This summer, Brian Crumley received a peculiar—even unsettling—piece of mail at his Brooklyn home. Easily recognizable for his white-boy Afro that goes way beyond Welcome Back, Kotter, Crumley opened the envelope to discover a store-bought card with an image of his own face staring right back at him. Inside it read: “The hair loss that comes with age isn’t always a bad thing.”
Fate had dealt him a bizarre hand: Crumley, a photo-agency art director, had unwittingly become the star of his very own Hallmark Shoebox greeting card—a card that dissed him, at that. “I was shocked,” he says. “Somehow I had become this poster boy of why bald is beautiful.”
In January 2000, Crumley, an ex-model, posed for a photographer friend named Mr. Means and signed a release form. The Getty photo agency added the shot to its selection of images, and Hallmark optioned it. Now friends and acquaintances send him the card—or call him about it—almost every week. The card, titled “That ’70s Hair,” has sold more than 86,500 copies and is in its second printing.

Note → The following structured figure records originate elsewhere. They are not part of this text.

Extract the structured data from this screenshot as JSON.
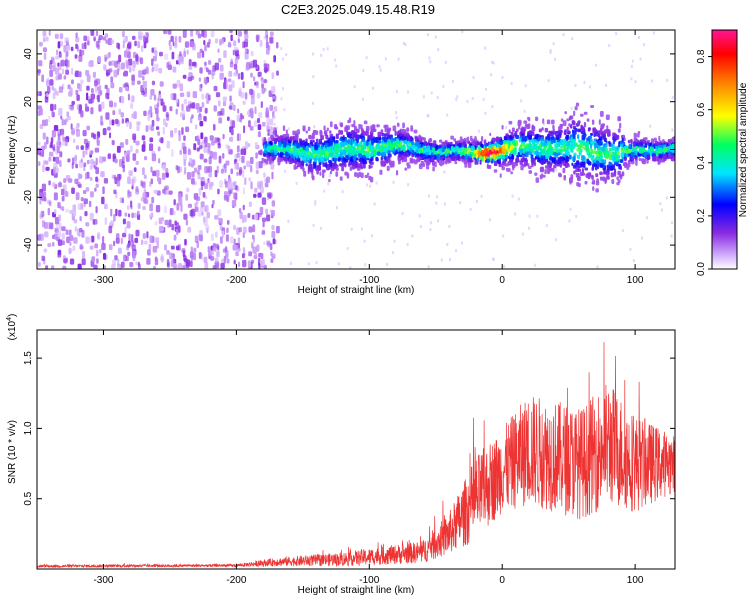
{
  "title": "C2E3.2025.049.15.48.R19",
  "chart_data": [
    {
      "type": "heatmap",
      "xlabel": "Height of straight line (km)",
      "ylabel": "Frequency (Hz)",
      "xlim": [
        -350,
        130
      ],
      "ylim": [
        -50,
        50
      ],
      "xticks": [
        -300,
        -200,
        -100,
        0,
        100
      ],
      "xtick_labels": [
        "-300",
        "-200",
        "-100",
        "0",
        "100"
      ],
      "yticks": [
        -40,
        -20,
        0,
        20,
        40
      ],
      "ytick_labels": [
        "-40",
        "-20",
        "0",
        "20",
        "40"
      ],
      "colorbar": {
        "label": "Normalized spectral amplitude",
        "range": [
          0,
          0.9
        ],
        "ticks": [
          0.0,
          0.2,
          0.4,
          0.6,
          0.8
        ],
        "tick_labels": [
          "0.0",
          "0.2",
          "0.4",
          "0.6",
          "0.8"
        ],
        "colormap": [
          "#ffffff",
          "#d8b8ff",
          "#8a2be2",
          "#0000ff",
          "#00e5ff",
          "#00ff60",
          "#ffff00",
          "#ff8000",
          "#ff0000",
          "#ff1493"
        ]
      },
      "structure": {
        "noise_region_x": [
          -350,
          -180
        ],
        "signal_band_x": [
          -180,
          130
        ],
        "band_center_hz": 0,
        "band_halfwidth_hz": 6,
        "peak_x": -10
      }
    },
    {
      "type": "line",
      "xlabel": "Height of straight line (km)",
      "ylabel": "SNR (10 * v/v)",
      "yscale_label": "(x10",
      "yscale_exp": "4",
      "yscale_close": ")",
      "xlim": [
        -350,
        130
      ],
      "ylim": [
        0,
        1.7
      ],
      "xticks": [
        -300,
        -200,
        -100,
        0,
        100
      ],
      "xtick_labels": [
        "-300",
        "-200",
        "-100",
        "0",
        "100"
      ],
      "yticks": [
        0.5,
        1.0,
        1.5
      ],
      "ytick_labels": [
        "0.5",
        "1.0",
        "1.5"
      ],
      "line_color": "#ee3333",
      "envelope": {
        "x": [
          -350,
          -200,
          -170,
          -120,
          -60,
          -40,
          -20,
          0,
          20,
          40,
          60,
          80,
          100,
          130
        ],
        "y": [
          0.02,
          0.025,
          0.05,
          0.07,
          0.12,
          0.25,
          0.5,
          0.7,
          0.85,
          0.8,
          0.75,
          0.9,
          0.75,
          0.75
        ],
        "amplitude": [
          0.01,
          0.01,
          0.03,
          0.05,
          0.08,
          0.15,
          0.3,
          0.3,
          0.4,
          0.4,
          0.4,
          0.45,
          0.35,
          0.2
        ]
      }
    }
  ]
}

“I am so happy to hear this is actually a person!” says Hallmark spokesperson Rachel Bolton. “I’m assuming that’s a wig.” It isn’t. “No?! Well, he has beautiful eyes.”

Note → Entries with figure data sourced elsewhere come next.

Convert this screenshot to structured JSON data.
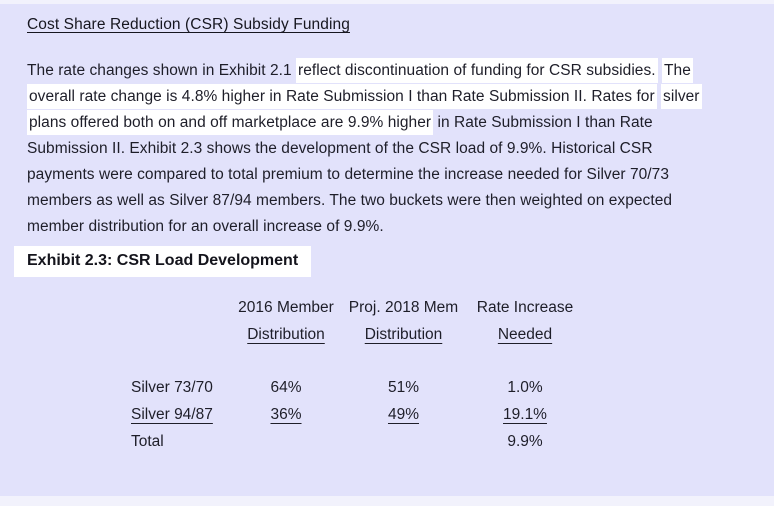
{
  "page": {
    "background_color": "#e2e2fb",
    "highlight_color": "#ffffff",
    "text_color": "#1e1e29"
  },
  "title": "Cost Share Reduction (CSR) Subsidy Funding",
  "paragraph": {
    "lines": [
      {
        "segments": [
          {
            "text": "The rate changes shown in Exhibit 2.1 ",
            "hl": false
          },
          {
            "text": "reflect discontinuation of funding for CSR subsidies.",
            "hl": true
          },
          {
            "text": " ",
            "hl": false
          },
          {
            "text": "The",
            "hl": true
          }
        ]
      },
      {
        "segments": [
          {
            "text": "overall rate change is 4.8% higher in Rate Submission I than Rate Submission II. Rates for",
            "hl": true
          },
          {
            "text": " ",
            "hl": false
          },
          {
            "text": "silver",
            "hl": true
          }
        ]
      },
      {
        "segments": [
          {
            "text": "plans offered both on and off marketplace are 9.9% higher",
            "hl": true
          },
          {
            "text": " in Rate Submission I than Rate",
            "hl": false
          }
        ]
      },
      {
        "segments": [
          {
            "text": "Submission II. Exhibit 2.3 shows the development of the CSR load of 9.9%. Historical CSR",
            "hl": false
          }
        ]
      },
      {
        "segments": [
          {
            "text": "payments were compared to total premium to determine the increase needed for Silver 70/73",
            "hl": false
          }
        ]
      },
      {
        "segments": [
          {
            "text": "members as well as Silver 87/94 members. The two buckets were then weighted on expected",
            "hl": false
          }
        ]
      },
      {
        "segments": [
          {
            "text": "member distribution for an overall increase of 9.9%.",
            "hl": false
          }
        ]
      }
    ]
  },
  "exhibit_heading": "Exhibit 2.3: CSR Load Development",
  "table": {
    "columns": [
      {
        "line1": "2016 Member",
        "line2": "Distribution"
      },
      {
        "line1": "Proj. 2018 Mem",
        "line2": "Distribution"
      },
      {
        "line1": "Rate Increase",
        "line2": "Needed"
      }
    ],
    "rows": [
      {
        "label": "Silver 73/70",
        "c1": "64%",
        "c2": "51%",
        "c3": "1.0%"
      },
      {
        "label": "Silver 94/87",
        "c1": "36%",
        "c2": "49%",
        "c3": "19.1%"
      },
      {
        "label": "Total",
        "c1": "",
        "c2": "",
        "c3": "9.9%"
      }
    ]
  }
}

“It reminded me of the episode of The Brady Bunch when Jan wears that wig,” says the card’s writer, DeeAnn Stewart, adding, “Please tell him it’s nothing personal!” But Crumley, who has since grown a beard, is immune to Hallmark’s gentle criticism. He’s keeping his self-described “hippie mountain-man” look. “If I get a haircut,” he vows, “it will have nothing to do with that card.”